Poster Presentation 38th Lorne Cancer Conference 2026

Pinpointing and targeting novel drivers of pancreatic cancer progression and metastasis using TRAP-seq (#266)

Michael Trpceski 1 2 , Alice Tran 1 , Nadia Kuepper 1 , Anna Howell 1 , Chi Kin (Kenny) Ip 1 2 , Cecilia Chambers 1 2 , Jef Servaes 1 , Shona Ritchie 1 2 , Jessie Zhu 1 2 , Daniel Reed 1 2 , Marjan Naeini 1 2 , Leonard Goldstein 1 2 , Grazi Vieira 1 , Robert Weatheritt 1 2 , Herbert Herzog 1 2 , Tatyana Chtanova 1 2 , Kendelle Murphy 1 2 , Paul Timpson 1 2 , David Herrmann 1 2
  1. The Garvan Institute of Medical Research, Sydney, New South Wales, Australia
  2. St Vincent’s Clinical School, University of New South Wales, Sydney, New South Wales, Australia

Pancreatic Cancer (PC) has a dismal 5-year survival rate of only 13%1, which can be attributed to its’ rapid metastatic spread and resistance to standard-of-care chemotherapy. Here, we aim to use innovative Translating-Ribosome-Affinity-Purification followed by RNA-sequencing (TRAP-seq) to assess the deregulated translatome of mutant p53-driven PC metastasis and identify potential novel therapeutic targets.

 

Our genetically engineered mouse models of PC are driven by an initiating KrasG12D mutation and either loss of p53 (p53flox mouse; poorly metastatic) or a gain-of-function mutation in p53 (p53R172H; KPC mouse; highly metastatic)2. They also express GFP-tagged ribosomes specifically in PC cells, which can then be immunoprecipitated with associated translating mRNAs for downstream RNA-seq.

 

As such, we isolated primary tumours from end-stage mice of both models, as well as matched KPC metastases.
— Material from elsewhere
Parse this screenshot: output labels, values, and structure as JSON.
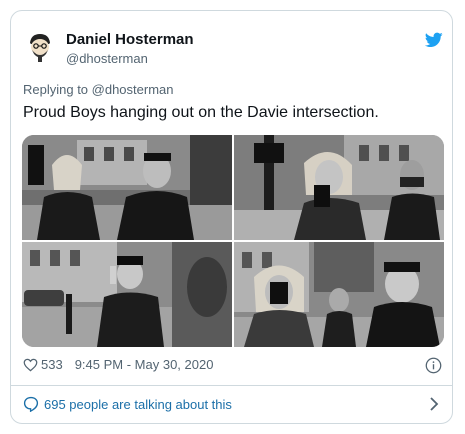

All cancer cells retain Rpl10a-GFP expression, and we confirmed the genomic presence of PC driver mutations. TRAP-seq of all samples resulted in a database representing a pool of over 1400 deregulated genes of the metastatic PC translatome. Four genes were subsequently identified as potential novel drivers of mutant p53-driven metastasis, with high expression of these genes being correlated with poor patient outcome. Validation confirmed increased expression of candidate genes in our discovery cohort as well as independent samples of highly metastatic PC when compared to poorly metastatic models. Pre-clinical in vitro functional assessments including proliferation, single-cell migration on cancer-associated fibroblast (CAF) derived matrices, cancer cell invasion in a CAF-contracted collagen matrix and anchorage-independent-growth assays have determined that genetic knock-down of candidate gene expression in KPC cancer cells significantly decreases cell migration, cell invasion and growth under anchorage-independent conditions, which can often be associated with a more aggressive cancer, while also significantly enhancing the response to standard-of-care gemcitabine/Abraxane chemotherapy. Recent in vivo intrasplenic transplant mouse models have also shown that candidate gene knockdown in KPC cancer cells result in a significant decrease in liver metastasis when compared to control. Further validation using our established in vivo PC orthotopic transplant mouse models is currently underway.

  1. Siegel, R.L., et al., Cancer statistics, 2025. CA: A Cancer Journal for Clinicians, 2025. 75(1): p. 10-45.
  2. Morton, J.P., et al., Mutant p53 drives metastasis and overcomes growth arrest/senescence in pancreatic cancer. Proceedings of the National Academy of Sciences, 2010. 107(1): p. 246-251.